Figures show the number of bags handed out by the seven main supermarkets fell by 85 per cent from 7 billion a year.This is part of the war on plastics launched on Thursday by the British Prime Minister Theresa May who confirmed that the government will launch a consultation for taxes on single-use plastic items such as disposal coffee cups.
She said that Whitehall would set an example by removing plastic cutlery and cups from central government offices. She hoped employers, too, would consider banning plastic knives and forks in workplace canteens.
May, who was accompanied by her environment secretary, Michael Gove, published her long-awaited 25-year environment plan to reverse declining wildlife and secure clean air and water, reduced flood risk and more efficient resource use.

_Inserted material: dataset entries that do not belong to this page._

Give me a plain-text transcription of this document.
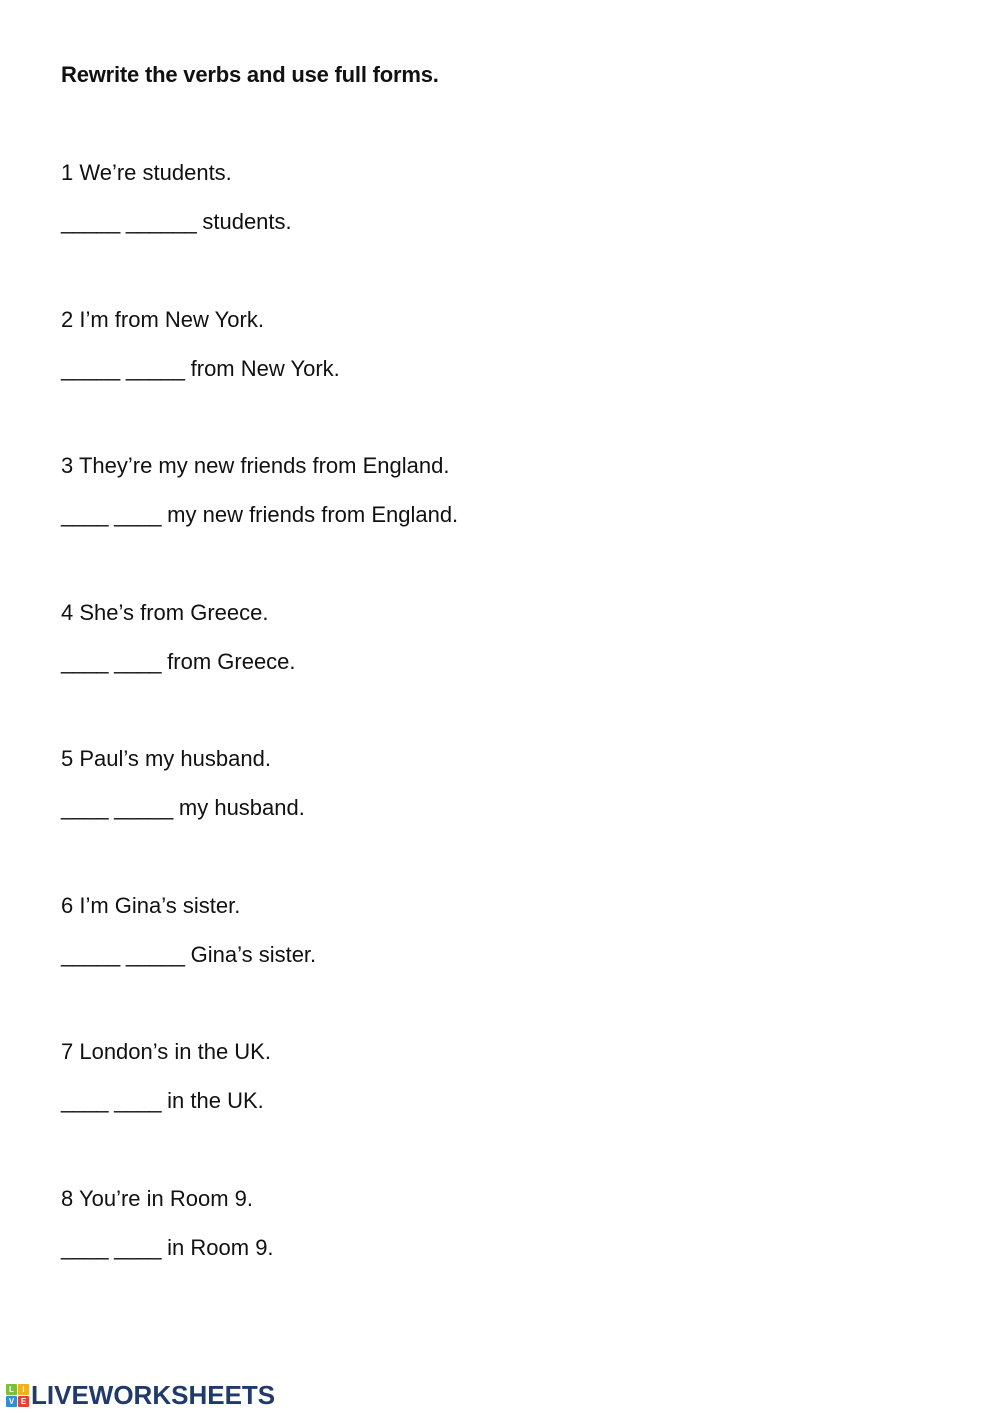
Rewrite the verbs and use full forms.
1 We’re students.
_____ ______ students.
2 I’m from New York.
_____ _____ from New York.
3 They’re my new friends from England.
____ ____ my new friends from England.
4 She’s from Greece.
____ ____ from Greece.
5 Paul’s my husband.
____ _____ my husband.
6 I’m Gina’s sister.
_____ _____ Gina’s sister.
7 London’s in the UK.
____ ____ in the UK.
8 You’re in Room 9.
____ ____ in Room 9.
L	I
V E LIVEWORKSHEETS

The plan aims to achieve long-term goals in six areas: clean air, clean and plentiful water, thriving plants and wildlife, a reduced risk of harm from environmental hazards such as flooding and drought, using resources from nature more sustainably and efficiently and enhanced beauty, heritage and engagement with the natural environment.
On the foreign affairs front, developing countries will be given help in tackling pollution, including plastic waste in oceans. British television recently showed tributaries of the Ganges clogged with plastic waste.
The Daily Mail, however, which has been leading a campaign against carrier bags, today commended the Karnataka state government which in March 2016 "introduced a comprehensive ban on the use of plastic by business".
Certainly, attitudes have changed in the last 50 years since the iconic 1967 film, The Graduate, which showed Benjamin Braddock (Dustin Hoffman), a 21-year-old college graduate, being given kindly advice by a family friend, Maguire (Walter Brooke): "I just want to say one word to you... just one word... Plastics... There is a great future in plastics... will you think about it?"
A documentary which has hardened British sentiment against plastics is Sir David Attenborough's recent documentary on BBC TV, Blue Planet II, which depicted albatross parents unwittingly feeding their chicks plastic and mother dolphins potentially exposing their new-born calves to pollutants through their contaminated milk.
"The future of all life now depends on us," the 91-year-old BBC naturalist said in his closing speech.